我看着婆婆那副财迷样,胃内一阵翻腾差点吐出来。啸天忍忍上前,刚要把刺客的尸体扛出去。婆婆赶紧制止,“等等!等等!我再找找!再找找!”接着上手把刺客上上下下搜了个遍,临了还扒了刺客的上衣,“这个干净的,留着做鞋。”婆婆想想!干嘛不把刺客的靴子也脱下来,当掉也能换点钱花花。想到就要做到,当下动手费劲的拽下刺客的靴子。打劫完死尸,然后婆婆麻利的又钻回了条几底下,还特地吩咐啸天重新给她盖好藏严实了。
啸天惨白着脸帮婆婆做完她要求的,扛起死尸顺窗户扔了出去,回头抄起长剑跃入院中。
院中正打的火热,我悄悄的扶着墙站起来,偷偷往外看。院子里人影晃动,除了被我们弄死的那具尸体,倒也没见有躺下的。我暗暗舒了口气,继续观察着。双方全都挂了彩,渐渐形成对峙状态。大家都喘着粗,紧张的盯着对方。你不动我不动,你若动我也不含糊。双方僵持了许久,看来实力相当,谁也占不到谁的便宜。
夜空中,一声尖锐的哨声响起。刺客闻声为之一动,为首的掏出一把蛋子摔在地上,一股股黄烟腾起,大家赶紧捂住口鼻。等黄烟散去,刺客已经没了踪影。我堵在嗓子眼的心肝,总算是放下啦,虚脱的趴在窗台上,这个时候要是有人安慰安慰该多好啊!此时此刻,我以是连哭的力气都没有啦。
咣当!眼见着一个血人倒下了,师兄弟几个赶紧上前查看,“七师哥,你怎么啦?”
“柳园,怎么样?”
“哎呀!七师哥流血啦!谁有止血药?”
外面乱做一团,“怎么办?止不住啊!怎么办?!快去找薛师叔,照这样下去。晚了,流血也流死啦!快!你们快去找啊!”有两个兄弟锵锵啷啷的往外奔,走三步跌一步的。

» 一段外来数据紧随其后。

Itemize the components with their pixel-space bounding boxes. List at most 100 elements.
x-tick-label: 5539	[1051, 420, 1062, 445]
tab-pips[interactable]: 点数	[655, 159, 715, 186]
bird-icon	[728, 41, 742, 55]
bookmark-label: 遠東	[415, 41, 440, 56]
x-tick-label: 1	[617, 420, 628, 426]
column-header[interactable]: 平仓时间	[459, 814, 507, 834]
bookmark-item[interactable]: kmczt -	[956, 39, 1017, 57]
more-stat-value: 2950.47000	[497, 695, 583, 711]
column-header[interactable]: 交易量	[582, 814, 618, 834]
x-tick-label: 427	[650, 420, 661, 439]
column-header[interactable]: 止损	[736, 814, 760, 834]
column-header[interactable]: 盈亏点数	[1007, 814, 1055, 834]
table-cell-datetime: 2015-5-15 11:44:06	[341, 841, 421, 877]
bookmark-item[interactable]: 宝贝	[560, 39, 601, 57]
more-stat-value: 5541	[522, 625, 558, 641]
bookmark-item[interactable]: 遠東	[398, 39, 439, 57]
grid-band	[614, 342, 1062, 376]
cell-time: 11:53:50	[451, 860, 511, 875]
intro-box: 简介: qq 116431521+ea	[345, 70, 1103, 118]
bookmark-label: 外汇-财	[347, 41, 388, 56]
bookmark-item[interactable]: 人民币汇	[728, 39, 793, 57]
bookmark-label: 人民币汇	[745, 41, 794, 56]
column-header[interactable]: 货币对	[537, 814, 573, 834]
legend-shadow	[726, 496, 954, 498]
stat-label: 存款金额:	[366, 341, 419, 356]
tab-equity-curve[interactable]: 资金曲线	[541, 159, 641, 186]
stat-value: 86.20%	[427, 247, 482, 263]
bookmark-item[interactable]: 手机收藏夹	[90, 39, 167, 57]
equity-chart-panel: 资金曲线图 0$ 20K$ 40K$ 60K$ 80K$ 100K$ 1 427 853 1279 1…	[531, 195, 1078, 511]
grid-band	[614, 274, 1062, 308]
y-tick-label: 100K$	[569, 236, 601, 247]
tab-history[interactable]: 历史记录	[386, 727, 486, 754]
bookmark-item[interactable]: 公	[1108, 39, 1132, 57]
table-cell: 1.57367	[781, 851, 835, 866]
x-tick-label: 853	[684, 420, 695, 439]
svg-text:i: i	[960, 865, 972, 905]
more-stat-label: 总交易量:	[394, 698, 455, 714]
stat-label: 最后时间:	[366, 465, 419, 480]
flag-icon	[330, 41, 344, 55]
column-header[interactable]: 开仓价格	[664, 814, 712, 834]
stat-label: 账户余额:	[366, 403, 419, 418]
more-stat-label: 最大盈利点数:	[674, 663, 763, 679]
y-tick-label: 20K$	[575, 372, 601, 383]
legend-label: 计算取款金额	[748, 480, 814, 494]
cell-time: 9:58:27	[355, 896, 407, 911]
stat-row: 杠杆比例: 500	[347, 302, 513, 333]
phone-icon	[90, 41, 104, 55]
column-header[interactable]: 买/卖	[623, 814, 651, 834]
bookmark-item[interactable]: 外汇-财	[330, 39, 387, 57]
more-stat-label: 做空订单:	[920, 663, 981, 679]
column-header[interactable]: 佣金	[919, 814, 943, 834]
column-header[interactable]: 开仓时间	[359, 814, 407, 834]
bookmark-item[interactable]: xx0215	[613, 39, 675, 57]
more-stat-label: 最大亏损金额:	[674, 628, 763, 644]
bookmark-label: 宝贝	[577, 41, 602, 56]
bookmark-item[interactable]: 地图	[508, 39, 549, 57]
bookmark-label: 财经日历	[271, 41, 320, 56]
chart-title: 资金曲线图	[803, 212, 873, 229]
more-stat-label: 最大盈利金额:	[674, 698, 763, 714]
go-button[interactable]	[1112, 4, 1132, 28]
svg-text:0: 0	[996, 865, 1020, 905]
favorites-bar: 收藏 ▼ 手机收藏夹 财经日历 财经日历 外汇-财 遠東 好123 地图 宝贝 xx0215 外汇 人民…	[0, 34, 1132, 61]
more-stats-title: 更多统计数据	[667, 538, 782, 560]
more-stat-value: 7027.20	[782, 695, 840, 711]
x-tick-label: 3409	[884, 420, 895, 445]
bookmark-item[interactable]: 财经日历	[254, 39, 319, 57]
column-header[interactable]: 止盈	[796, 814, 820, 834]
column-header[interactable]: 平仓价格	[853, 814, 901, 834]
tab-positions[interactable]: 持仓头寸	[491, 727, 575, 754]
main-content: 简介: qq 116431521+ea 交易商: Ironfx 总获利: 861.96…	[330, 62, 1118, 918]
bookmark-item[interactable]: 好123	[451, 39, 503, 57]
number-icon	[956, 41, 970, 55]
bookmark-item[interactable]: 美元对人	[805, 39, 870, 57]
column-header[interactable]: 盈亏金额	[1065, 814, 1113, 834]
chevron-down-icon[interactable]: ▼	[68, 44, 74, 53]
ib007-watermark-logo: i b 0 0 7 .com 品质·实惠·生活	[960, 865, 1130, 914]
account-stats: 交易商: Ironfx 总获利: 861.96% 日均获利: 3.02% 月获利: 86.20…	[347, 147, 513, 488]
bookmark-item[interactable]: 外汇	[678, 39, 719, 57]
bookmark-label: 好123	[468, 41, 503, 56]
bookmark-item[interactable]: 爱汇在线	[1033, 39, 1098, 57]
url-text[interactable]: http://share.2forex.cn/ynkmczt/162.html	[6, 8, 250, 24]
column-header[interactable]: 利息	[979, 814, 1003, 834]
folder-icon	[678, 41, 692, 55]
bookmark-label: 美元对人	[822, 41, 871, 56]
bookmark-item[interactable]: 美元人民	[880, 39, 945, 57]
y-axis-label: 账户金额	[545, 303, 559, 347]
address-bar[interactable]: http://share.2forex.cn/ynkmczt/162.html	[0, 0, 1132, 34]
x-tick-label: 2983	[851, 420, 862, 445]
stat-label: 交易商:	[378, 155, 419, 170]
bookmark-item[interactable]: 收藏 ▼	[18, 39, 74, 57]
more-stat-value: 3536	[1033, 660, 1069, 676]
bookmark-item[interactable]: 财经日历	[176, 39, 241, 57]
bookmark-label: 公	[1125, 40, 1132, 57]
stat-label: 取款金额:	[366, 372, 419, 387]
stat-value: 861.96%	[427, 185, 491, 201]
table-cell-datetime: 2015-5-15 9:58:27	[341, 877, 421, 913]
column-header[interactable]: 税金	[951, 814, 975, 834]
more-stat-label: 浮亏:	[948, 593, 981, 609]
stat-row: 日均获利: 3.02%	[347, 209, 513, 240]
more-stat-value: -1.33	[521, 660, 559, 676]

我强撑起来,出去看看。摸摸怀里的线板子还在,只是没有针。我奔进屋内,“针!英杰你俩的针呢?给我用用。”
她俩懵圈了,“针?那个刚才一紧张,不知道丢哪啦?”
我无语,赶紧找另一个线板子,还好一眼就搭上了。我如获至宝,抄起紧紧的握在手里。想着今天的酒应该没喝,我冲进厨房还真找到一瓶。拿了火镰还一只碗,拨开人群。“快把他的衣服撕开。”我边说边掉了一碗酒点着,导下一条长线泡在酒碗里。
“来!你把针给我掰弯了。快!”啸天迷茫的照做。我把弯针在酒火上烧烧,又丢在碗里泡泡。然后连针带线一块捞出来,韧上针穿上线。
我鼓鼓气,本想英勇一把,但是到底不敢下手。
“啸天你来!”
“做什么?”啸天奇怪的看着我。
“给你师兄缝合伤口啊!这样能止血!”
“啊?!不不不,我不行!”啸天把头摇的跟豁楞鼓似的,一躲老远。